Kepala SMP Negeri 02 Bumiayu, Hj Farida Hidayati MPd mengatakan, lomba memasak ini diadakan di halaman sekolah, lomba tersebut diikuti oleh seluruh siswa laki-laki, mulai dari kelas VII hingga kelas IX dan juga guru laki-laki untuk enggembira dan menyemangati para siswa.
"Lomba untuk siswa dilakukan per kelompok, masing-masing kelompok terdiri antara tiga anak. Kegiatan ini dimaksudkan untuk melatih anak-anak supaya bisa bekerja sama," katanya.
Selain untuk memeriahkan hari Kartini juga menanamkan kemandirian pada anak. Juga melatih kreativitas pada siswa serta menanamkan jiwa kebersamaan.

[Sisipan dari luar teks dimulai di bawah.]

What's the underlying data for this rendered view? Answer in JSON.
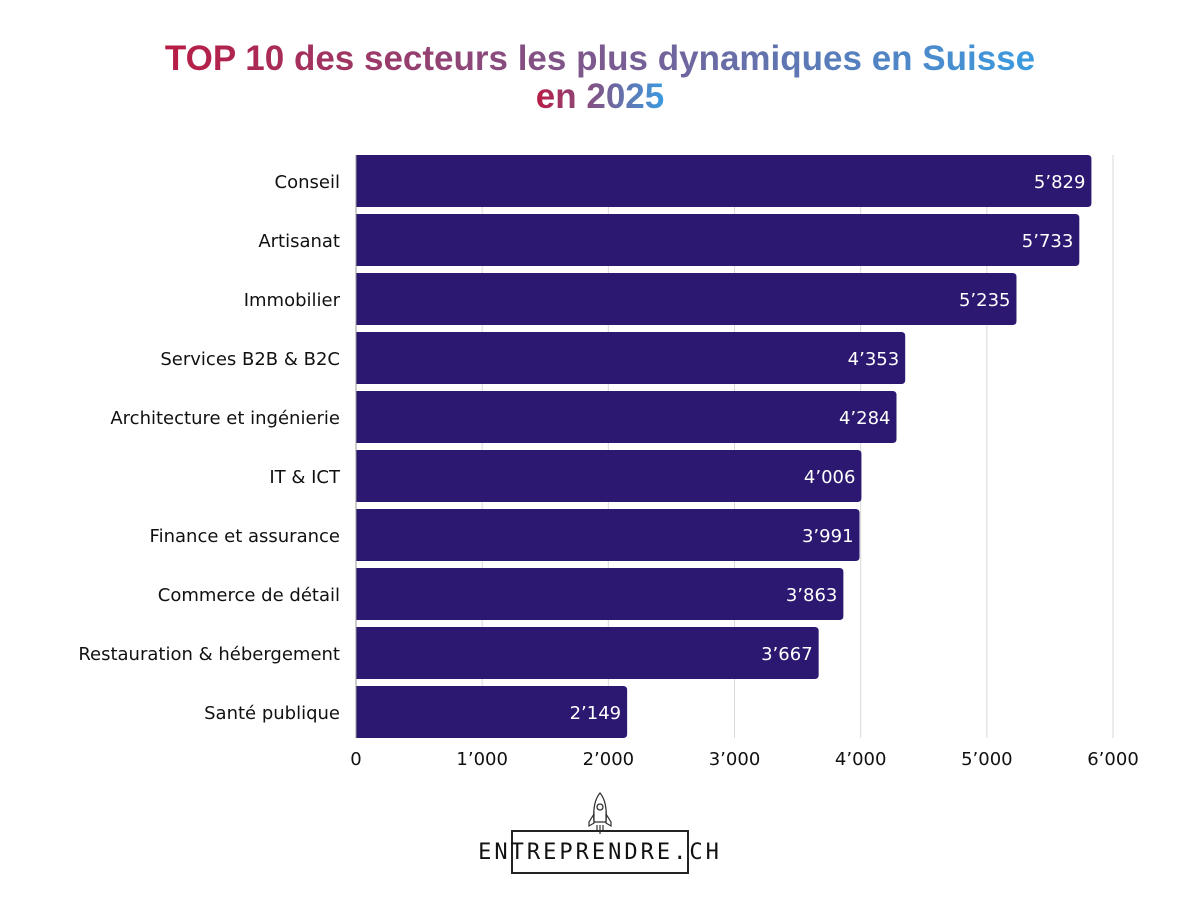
{
  "title": {
    "line1": "TOP 10 des secteurs les plus dynamiques en Suisse",
    "line2": "en 2025",
    "gradient_colors": [
      "#b81c45",
      "#7b5a8f",
      "#3b9be0"
    ]
  },
  "colors": {
    "bar": "#2c1870",
    "grid": "#d9d9d9",
    "axis": "#9a9a9a",
    "bar_label": "#ffffff"
  },
  "logo": {
    "text": "ENTREPRENDRE.CH",
    "icon": "rocket-icon"
  },
  "chart_data": {
    "type": "bar",
    "orientation": "horizontal",
    "title": "TOP 10 des secteurs les plus dynamiques en Suisse en 2025",
    "xlabel": "",
    "ylabel": "",
    "categories": [
      "Conseil",
      "Artisanat",
      "Immobilier",
      "Services B2B & B2C",
      "Architecture et ingénierie",
      "IT & ICT",
      "Finance et assurance",
      "Commerce de détail",
      "Restauration & hébergement",
      "Santé publique"
    ],
    "values": [
      5829,
      5733,
      5235,
      4353,
      4284,
      4006,
      3991,
      3863,
      3667,
      2149
    ],
    "value_labels": [
      "5’829",
      "5’733",
      "5’235",
      "4’353",
      "4’284",
      "4’006",
      "3’991",
      "3’863",
      "3’667",
      "2’149"
    ],
    "xlim": [
      0,
      6000
    ],
    "xticks": [
      0,
      1000,
      2000,
      3000,
      4000,
      5000,
      6000
    ],
    "xtick_labels": [
      "0",
      "1’000",
      "2’000",
      "3’000",
      "4’000",
      "5’000",
      "6’000"
    ],
    "grid": true,
    "legend": "none"
  }
}
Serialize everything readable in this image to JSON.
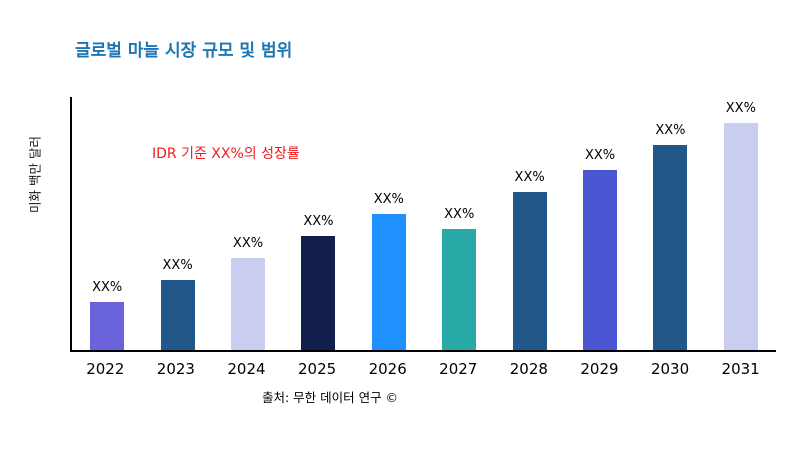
{
  "title": "글로벌 마늘 시장 규모 및 범위",
  "y_axis_label": "미화 백만 달러",
  "annotation": "IDR 기준 XX%의 성장률",
  "source": "출처: 무한 데이터 연구 ©",
  "colors": {
    "title": "#1C76B4",
    "annotation": "#EE1C1C",
    "axis": "#000000",
    "background": "#FFFFFF"
  },
  "chart_data": {
    "type": "bar",
    "title": "글로벌 마늘 시장 규모 및 범위",
    "ylabel": "미화 백만 달러",
    "xlabel": "",
    "categories": [
      "2022",
      "2023",
      "2024",
      "2025",
      "2026",
      "2027",
      "2028",
      "2029",
      "2030",
      "2031"
    ],
    "values": [
      22,
      32,
      42,
      52,
      62,
      55,
      72,
      82,
      93,
      103
    ],
    "value_note": "bar top labels are placeholders (XX%); values are relative height estimates, no numeric y-axis shown",
    "bar_labels": [
      "XX%",
      "XX%",
      "XX%",
      "XX%",
      "XX%",
      "XX%",
      "XX%",
      "XX%",
      "XX%",
      "XX%"
    ],
    "bar_colors": [
      "#6A63DC",
      "#21588A",
      "#C9CDEF",
      "#121F4D",
      "#1E90FF",
      "#29A8A8",
      "#21588A",
      "#4A55D2",
      "#21588A",
      "#C9CDEF"
    ],
    "ylim": [
      0,
      115
    ],
    "grid": false,
    "legend": "none",
    "annotation": "IDR 기준 XX%의 성장률"
  }
}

"Mandiri, kreatif dan bisa bekerjasama salah satu modal untuk menjadi siswa yang baik dan berprestasi, sehingga perlu dilatih," kata Farida.
Pada saat lomba digelar banyak hal-halyang menarik dan lucu terjadi pada siswa, ada yang nampak kaku ketika mengulek bumbu dan saat menggoreng nasi. Tapi tidak sedikit pula yang lincah dan terampil ketika membuat bumbu sampai menyajikannya di piring.
"Banyak hal yang manfaat dirasakan oleh peserta dan itu makin membuat siswa lebih bersemangat," ungkap Farida.
Selain lomba memasak nasi goreng bagi siswa laki-laki, juga ada lomba cipta puisi dengan tema hari Kartini. Lomba paduan suara dengan lagu Ibu Kita Kartini juga diadakan dengan pesertanya beregu atau grup yang terdiri tujuh siswa dan tujuh siswi serta satu derigen.
"Dalam rangka Hari Kartini juga ada lomba paduan suara dan cipta puisi sekaligus membacanya dengan peserta para siswa," tutur Farida.
Lomba memasak nasi goreng dilakukan dengan penilaian meliputi rasa, tampilan dan juga kreasi penyajian. Sebagai juri adalah para ibu guru yang telah ditunjuk dan pemenang lomba diberikan hadiah sebagai penghargaan dan penyemangat.
"Tujuan utamanya untuk meriahkan hari Kartini dan sekaligus mengenangnya sebagai pahlawan bagi bangsa Indonesaia," pungkas Farida.